DESCRIPTION (provided by applicant): Inhibition of apoptosis is one of the hallmarks of cancer, which, together with increased cellular proliferation, leads to tumorigenesis. Following malignant transformation of cells, glucose metabolism is altered, but the importance of these metabolic changes in tumorigenesis is not entirely clear. Moreover, how metabolic changes may be linked to the inhibition of apoptosis important for tumorigenesis is not known. In this proposal, we use the biochemically powerful Xenopus egg/oocyte model system to examine the hypothesis that a cell's nutrient status can regulate the propensity of a cell to live or die. In preliminary work, we have identified a signaling pathway controlled by the metabolic state of the oocyte/egg and have demonstrated that generation of NADPH by the pentose phosphate pathway is critical for survival of these cells. The target of this regulation is an apoptotic protease, caspase 2. Specifically, inhibition of cell death in the presence of abundant NADPH, or sufficient glucose- 6-phosphate to drive operation of the pentose phosphate pathway, resulted from the inhibitory phosphorylation of caspase 2 by Calcium calmodulin-dependent kinase II (CaMKII). Conversely, activation of caspase 2 prior to cell death (following nutrient depletion) was preceded by dephosphorylation of caspase 2 at the CaMKII phosphorylation site. Consistent with these observations, a mutant variant of caspase 2 able to escape phosphorylation by CaMKII could override NADPH-mediated inhibition of apoptosis. Preliminary data indicate that metabolic regulation of caspases contribute to apoptotic control in other cell types as well. Thus, we hypothesize that the gradual exhaustion of cellular nutrients over the course of a lifetime (in the case of the oocyte) or aberrant operation of the pentose phosphate pathway during carcinogenesis, may result in an inability to drive the NADPH production required to suppress caspase 2, thereby contributing to cell death. The goal of this proposal is to understand how nutrient utilization pathways control the apoptotic protease, caspase 2.
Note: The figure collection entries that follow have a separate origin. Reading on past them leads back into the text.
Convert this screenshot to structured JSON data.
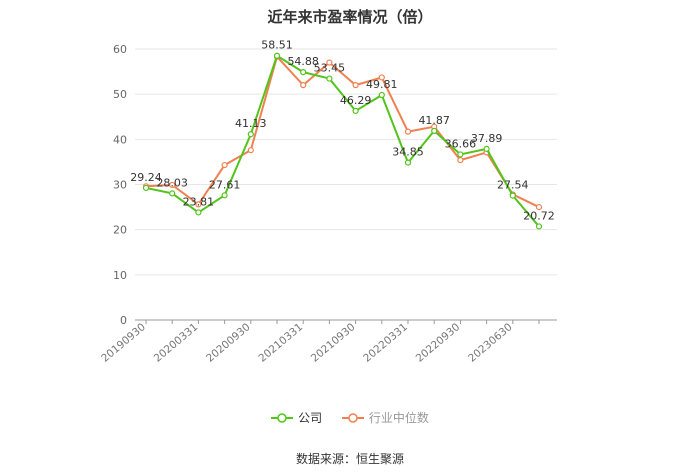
{
  "title": "近年来市盈率情况（倍）",
  "source": "数据来源：恒生聚源",
  "colors": {
    "company": "#52c41a",
    "industry": "#f08050",
    "grid": "#e6e6e6",
    "axis": "#999999",
    "text": "#333333"
  },
  "chart_data": {
    "type": "line",
    "title": "近年来市盈率情况（倍）",
    "xlabel": "",
    "ylabel": "",
    "ylim": [
      0,
      60
    ],
    "yticks": [
      0,
      10,
      20,
      30,
      40,
      50,
      60
    ],
    "grid": true,
    "legend_position": "bottom",
    "categories": [
      "20190930",
      "",
      "20200331",
      "",
      "20200930",
      "",
      "20210331",
      "",
      "20210930",
      "",
      "20220331",
      "",
      "20220930",
      "",
      "20230630",
      ""
    ],
    "x_tick_labels": [
      "20190930",
      "20200331",
      "20200930",
      "20210331",
      "20210930",
      "20220331",
      "20220930",
      "20230630"
    ],
    "series": [
      {
        "name": "公司",
        "color": "#52c41a",
        "values": [
          29.24,
          28.03,
          23.81,
          27.61,
          41.13,
          58.51,
          54.88,
          53.45,
          46.29,
          49.81,
          34.85,
          41.87,
          36.66,
          37.89,
          27.54,
          20.72
        ],
        "labels": [
          "29.24",
          "28.03",
          "23.81",
          "27.61",
          "41.13",
          "58.51",
          "54.88",
          "53.45",
          "46.29",
          "49.81",
          "34.85",
          "41.87",
          "36.66",
          "37.89",
          "27.54",
          "20.72"
        ]
      },
      {
        "name": "行业中位数",
        "color": "#f08050",
        "values": [
          29.6,
          29.9,
          25.6,
          34.3,
          37.6,
          58.3,
          52.0,
          57.0,
          52.0,
          53.7,
          41.7,
          42.8,
          35.4,
          37.1,
          27.8,
          25.0
        ]
      }
    ]
  }
}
描述（由申请人提供）：细胞凋亡的抑制是癌症的标志之一，其与增加的细胞增殖一起导致肿瘤发生。细胞恶性转化后，葡萄糖代谢发生改变，但这些代谢变化在肿瘤发生中的重要性尚不完全清楚。此外，代谢变化如何与对肿瘤发生重要的细胞凋亡抑制有关尚不清楚。在这个提议中，我们使用生物化学强大的爪蟾卵/卵母细胞模型系统来研究细胞的营养状态可以调节细胞生存或死亡的倾向的假设。在初步工作中，我们已经确定了一个信号通路控制的卵母细胞/卵子的代谢状态，并证明了NADPH的戊糖磷酸途径的产生是这些细胞的生存至关重要。这种调节的目标是凋亡蛋白酶，半胱天冬酶2。具体而言，在存在丰富的NADPH或足够的葡萄糖-6-磷酸以驱动戊糖磷酸途径的操作的情况下，细胞死亡的抑制是由钙钙调蛋白依赖性激酶II（CaMKII）抑制半胱天冬酶2的磷酸化引起的。相反，在细胞死亡之前（在营养物耗尽之后）半胱天冬酶2的激活之前，在CaMKII磷酸化位点的半胱天冬酶2的去磷酸化。与这些观察结果一致，能够逃避CaMKII磷酸化的caspase 2的突变变体可以覆盖NADPH介导的细胞凋亡抑制。初步数据表明，半胱天冬酶的代谢调节也有助于其他细胞类型的凋亡控制。因此，我们假设，细胞营养物质在一生中（在卵母细胞的情况下）或在致癌过程中戊糖磷酸途径的异常操作的逐渐耗尽，可能导致无法驱动抑制半胱天冬酶2所需的NADPH产生，从而导致细胞死亡。这项计划的目的是了解营养利用途径如何控制凋亡蛋白酶caspase 2。